Vendola non è mai semplice e diretto. E’ bizantino e lezioso: gli hanno persino affibbiato l’appellativo di ‘poeta’. E’ facile che in Puglia chiamino poeta chi vagheggia e vive un po’ fuori dal mondo reale. Chi ha letto le sue poesie, però, è rimasto un po’ come basito. Passando alla prosa, i suoi concetti appaiono più barocchi: si arrotolano attorno ai pensieri, saturi di figure retoriche, fino a disperdere sostanza e diventare incomprensibili, ma non per questo meno affascinanti e apparentemente spessi e profondi. Vendola, quando si esprime, appare come lo stereotipo satirico di se stesso, tanto da apparire, a sua volta, l’imitatore più fedele di Checco Zalone.
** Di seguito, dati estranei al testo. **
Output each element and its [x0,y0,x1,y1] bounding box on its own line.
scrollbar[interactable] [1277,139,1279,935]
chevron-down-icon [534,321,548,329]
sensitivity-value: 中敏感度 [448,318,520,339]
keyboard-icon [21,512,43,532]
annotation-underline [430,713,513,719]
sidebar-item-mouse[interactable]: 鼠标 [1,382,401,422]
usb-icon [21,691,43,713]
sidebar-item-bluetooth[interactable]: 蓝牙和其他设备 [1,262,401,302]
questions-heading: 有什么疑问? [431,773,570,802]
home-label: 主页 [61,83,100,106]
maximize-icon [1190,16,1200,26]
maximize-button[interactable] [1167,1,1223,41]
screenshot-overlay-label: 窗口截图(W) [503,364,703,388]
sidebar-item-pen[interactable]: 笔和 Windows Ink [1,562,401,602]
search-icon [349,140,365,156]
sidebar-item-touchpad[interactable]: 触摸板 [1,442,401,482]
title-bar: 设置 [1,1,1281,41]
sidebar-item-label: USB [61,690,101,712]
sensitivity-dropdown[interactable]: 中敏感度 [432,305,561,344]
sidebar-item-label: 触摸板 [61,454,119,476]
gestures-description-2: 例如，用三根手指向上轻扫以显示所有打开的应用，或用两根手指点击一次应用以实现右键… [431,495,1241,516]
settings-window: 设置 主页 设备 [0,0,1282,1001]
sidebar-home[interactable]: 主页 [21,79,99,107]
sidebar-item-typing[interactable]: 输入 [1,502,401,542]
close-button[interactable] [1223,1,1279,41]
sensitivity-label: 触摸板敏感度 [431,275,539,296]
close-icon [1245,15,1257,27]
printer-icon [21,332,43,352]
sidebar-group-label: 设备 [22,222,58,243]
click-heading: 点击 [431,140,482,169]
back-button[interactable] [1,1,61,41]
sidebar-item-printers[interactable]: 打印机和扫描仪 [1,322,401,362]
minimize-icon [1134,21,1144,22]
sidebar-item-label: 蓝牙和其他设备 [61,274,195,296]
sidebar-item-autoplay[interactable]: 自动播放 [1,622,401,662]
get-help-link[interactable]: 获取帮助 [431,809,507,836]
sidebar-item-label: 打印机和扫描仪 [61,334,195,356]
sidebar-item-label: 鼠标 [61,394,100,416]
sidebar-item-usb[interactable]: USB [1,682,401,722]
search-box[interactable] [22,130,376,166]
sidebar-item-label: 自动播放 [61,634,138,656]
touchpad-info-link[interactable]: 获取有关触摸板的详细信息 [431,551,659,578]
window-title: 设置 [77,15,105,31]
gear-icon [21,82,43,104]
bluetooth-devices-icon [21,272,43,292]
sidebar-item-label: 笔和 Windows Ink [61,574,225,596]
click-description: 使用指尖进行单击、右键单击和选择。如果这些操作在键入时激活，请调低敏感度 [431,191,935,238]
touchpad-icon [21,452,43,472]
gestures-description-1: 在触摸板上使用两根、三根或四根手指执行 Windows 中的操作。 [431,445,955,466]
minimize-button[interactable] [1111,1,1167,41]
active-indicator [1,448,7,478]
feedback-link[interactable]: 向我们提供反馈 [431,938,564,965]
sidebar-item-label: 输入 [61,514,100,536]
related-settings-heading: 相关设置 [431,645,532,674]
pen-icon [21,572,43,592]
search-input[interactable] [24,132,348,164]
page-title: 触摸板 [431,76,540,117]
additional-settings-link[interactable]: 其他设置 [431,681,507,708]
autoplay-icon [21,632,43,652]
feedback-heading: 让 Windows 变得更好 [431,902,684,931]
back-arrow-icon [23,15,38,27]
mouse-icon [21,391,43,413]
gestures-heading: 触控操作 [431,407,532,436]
In Puglia, in passato, questa dote di leziosità lessicale è stata la sua carta vincente.
Per esprimere, ad esempio, contrarietà verso le scelte di altri, Vendola non illustra mai un pensiero diverso da contrapporre, ma esprime sdegno, piuttosto parla di sentimenti che sono stati sacrificati all’opportunismo politico dei suoi avversari. Mai, però, l’opportunismo della sua parte, benché nell’inchiesta giudiziaria sulla sanità sia emerso che la salute dei pugliesi sia stata usata per allargare, con l’uso delle nomine e degli appalti, il consenso politico della sua maggioranza. E’ un garantista a intermittenza, ed è senza remore e riguardi per chi gli attraversa il cammino.
La sua è stata una vita rivoluzionaria, fatta di pensieri e di azioni in cui persino la violenza è apparsa come una variabile indipendente, giustificata dalla presunta violenza morale degli altri.
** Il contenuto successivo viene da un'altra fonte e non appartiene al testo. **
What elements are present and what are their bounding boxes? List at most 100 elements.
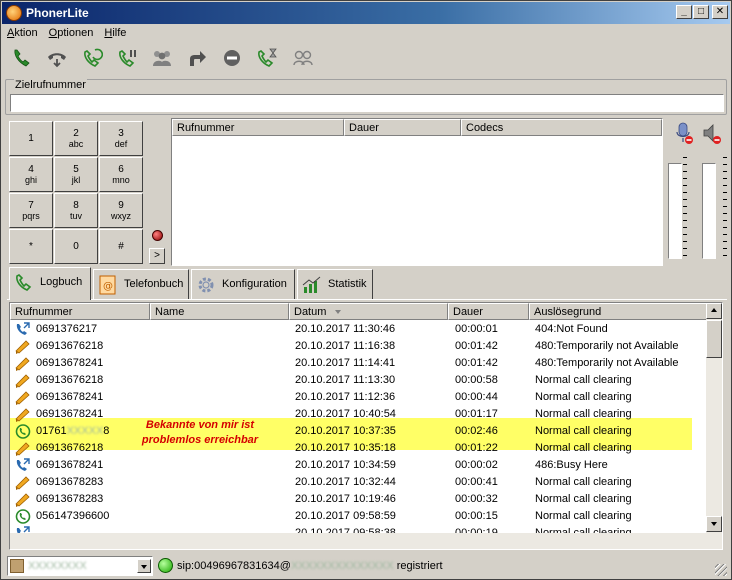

Ogni vittoria politica, per Vendola è una sconfitta inferta alle forze reazionarie, impegnate, a far retrocedere le conquiste dei più indifesi, degli anziani, delle donne, dei bambini, dei diversi, dei diseredati, degli extracomunitari, piuttosto che le conquiste degli operai e dei braccianti sottratte all’egoismo e alla prepotenza padronale.
La Puglia è oramai una terra desertificata dal suo furore ideologico. Le imprese chiudono. I giovani scappano. Non cresce più niente, se non le pale eoliche e i pannelli fotovoltaici a spese dei consumatori e dei contribuenti.
Per l’acqua bene comune si è battuto come un leone contro la presunta privatizzazione. I toni sono stati da crociata contro chi era accusato di voler affidare all’interesse privato un bene primario come l’acqua. Per il vero, era solo la partecipazione dei privati alle società di gestione, cosa che in altre regioni esiste da sempre. La legge abrogata, infatti, oltre a soddisfare una direttiva europea sulla gestione dei servizi pubblici, sarebbe servita agli investimenti, all’efficienza e a sottrarre alle derive clientelari, tipiche delle gestioni partitiche, un servizio prezioso come quello idrico. L’Acquedotto Pugliese è così ritornato sotto il controllo della Regione e le tariffe, invece di diminuire del 7%, com’era stato promesso da Vendola, sono aumentate, mentre, per gli investimenti, tutto è fermo per mancanza di risorse economiche. Chi si è battuto con lui non l’ha mandata giù.
Le ipotesi per spiegare la parabola discendente di Vendola girano, così, tutte attorno alle delusioni e al fallimento della sua proposta politica. Hanno certamente influito anche gli scandali della malasanità, come l’inquietudine dei giovani e delle famiglie, presi in giro dalle troppe parole su una Puglia migliore, che invece non c’è mai stata.
La Puglia e Bari si stanno risvegliando da un incantesimo. I cittadini si rendono conto di aver perso anni a rincorrere illusioni: emerge ora un quadro d’insieme che riporta tutto alla realtà dei servizi costosi e inefficienti, del malcostume, della recrudescenza criminale e delle “cozze pelose”.